In 1493, the same year that Columbus’s discovery of the New World was announced, a man named Hartmann Schedel was creating his own world. Using the latest technological advances, he put together the most magnificent book of the era: the first printed illustrated history of the world.
The project was called the Liber Chronicarum, though it is better known as the Nuremberg Chronicle, and it covers all the events of human history from the creation of the world to the future apocalypse–from a 15th-century perspective.
There are Biblical stories, emperors of Rome, popular myths, medieval wars; all have been edited together in this Renaissance tapestry of printing. More than 1800 woodcuts show us the great figures, eternal cities, and most advanced maps of the day.
Some copies of the work were colored by hand after they were printed. Today, complete hand-colored copies command prices in the hundreds of thousands of dollars.
This fantastic double-page woodcut depicts 15th century Nuremberg. Of particular note is the paper mill in the lower right-hand corner, the first depiction in a book of a paper mill. Albrecht Durer was apprenticed to the man in charge of the woodcuts, so he may have cut or even designed some of the examples in this book as a youth.
After Europe’s disastrous encounter with the plague in the 14th century, images of death in art flourished. This Dance of Death, also called the Imago Mortis, is considered one of the most powerful expressions of late-medieval German art.

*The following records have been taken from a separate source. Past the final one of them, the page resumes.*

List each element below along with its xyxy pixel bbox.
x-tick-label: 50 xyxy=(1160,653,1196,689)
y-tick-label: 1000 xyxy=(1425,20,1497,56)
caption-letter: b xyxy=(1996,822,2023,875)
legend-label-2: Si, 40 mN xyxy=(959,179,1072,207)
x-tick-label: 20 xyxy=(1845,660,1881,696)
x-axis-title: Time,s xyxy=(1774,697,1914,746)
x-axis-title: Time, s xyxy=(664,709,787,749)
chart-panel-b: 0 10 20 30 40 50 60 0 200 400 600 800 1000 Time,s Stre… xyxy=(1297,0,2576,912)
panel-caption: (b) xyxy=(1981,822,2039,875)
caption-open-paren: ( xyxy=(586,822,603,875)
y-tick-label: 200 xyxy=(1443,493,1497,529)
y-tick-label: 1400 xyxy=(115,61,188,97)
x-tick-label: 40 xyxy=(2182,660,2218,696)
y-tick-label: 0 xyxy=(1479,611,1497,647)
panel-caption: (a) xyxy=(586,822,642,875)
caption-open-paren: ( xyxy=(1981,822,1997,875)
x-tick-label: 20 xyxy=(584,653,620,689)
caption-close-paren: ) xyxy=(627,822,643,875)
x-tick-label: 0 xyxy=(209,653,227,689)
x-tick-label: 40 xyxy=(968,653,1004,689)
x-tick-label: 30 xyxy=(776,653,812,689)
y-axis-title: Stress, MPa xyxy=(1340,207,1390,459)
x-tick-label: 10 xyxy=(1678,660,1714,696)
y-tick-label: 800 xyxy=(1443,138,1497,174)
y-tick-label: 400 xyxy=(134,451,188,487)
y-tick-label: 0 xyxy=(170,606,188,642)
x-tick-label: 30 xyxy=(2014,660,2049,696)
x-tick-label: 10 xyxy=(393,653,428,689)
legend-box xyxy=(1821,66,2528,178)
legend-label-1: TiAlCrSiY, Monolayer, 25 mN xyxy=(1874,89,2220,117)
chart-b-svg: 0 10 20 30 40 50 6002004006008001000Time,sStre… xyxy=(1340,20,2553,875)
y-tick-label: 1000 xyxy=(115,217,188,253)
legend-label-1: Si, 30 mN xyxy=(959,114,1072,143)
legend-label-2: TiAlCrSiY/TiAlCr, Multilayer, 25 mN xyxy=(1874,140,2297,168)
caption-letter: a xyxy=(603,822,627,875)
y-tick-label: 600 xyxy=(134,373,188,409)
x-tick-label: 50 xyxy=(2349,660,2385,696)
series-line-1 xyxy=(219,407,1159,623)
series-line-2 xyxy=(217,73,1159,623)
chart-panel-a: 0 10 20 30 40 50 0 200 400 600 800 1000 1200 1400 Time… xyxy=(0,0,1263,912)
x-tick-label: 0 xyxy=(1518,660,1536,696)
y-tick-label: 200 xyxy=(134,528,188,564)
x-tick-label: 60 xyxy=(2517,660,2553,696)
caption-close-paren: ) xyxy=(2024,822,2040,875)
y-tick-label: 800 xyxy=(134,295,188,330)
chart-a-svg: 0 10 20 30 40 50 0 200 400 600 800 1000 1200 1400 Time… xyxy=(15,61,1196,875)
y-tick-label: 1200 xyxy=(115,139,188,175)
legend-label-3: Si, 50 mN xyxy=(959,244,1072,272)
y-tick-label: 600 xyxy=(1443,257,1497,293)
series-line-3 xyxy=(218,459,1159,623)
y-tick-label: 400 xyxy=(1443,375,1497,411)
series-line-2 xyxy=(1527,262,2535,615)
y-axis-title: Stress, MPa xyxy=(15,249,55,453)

The fanciful could often be approved as fact in this 15th-century book, particularly when combined with an authoritative source. Here a phoenix is depicted as described in Herodotus’ Histories.
A little over midway through, readers can find a portrait of Merlin, the adviser to King Arthur. Nevermind that he’s simply a fictional character in one of the Europe’s most popular epic cycles—there he is on the page, next to descriptions of pre-William the Conqueror England.
Just as fanciful as Merlin, but more blasphemous: the one female pope. Known as Pope Joan, she is said to have been an unusually well-educated and talented woman who disguised herself as a man. She was caught only because she became pregnant and gave birth. The legend was widely believed during the period in which the Nuremberg Chronicle was printed, and persisted until about the 17th century, when Protestant snickering led to official declarations by the Catholic Church on the false history of Pope Joan. Afterwards, depictions like this were often piously inked out.
The Nuremberg Chronicle is coveted by more than bibliophiles: its map of Europe is one of the most important collectibles for antique map collectors as well. Scholars say this is the first printed map of Modern Europe. Note the detail around Germany and the growing inaccuracies as one looks farther from Nuremberg. Note also that Nuremberg has been placed almost directly in the center.
At the end of the Nuremberg Chronicle, Schedel has provided the owner with empty pages. After more than 200 pages of history through 1493, the editor kindly leaves us roughly four measly blank pages to fill in the rest. Who would like to start?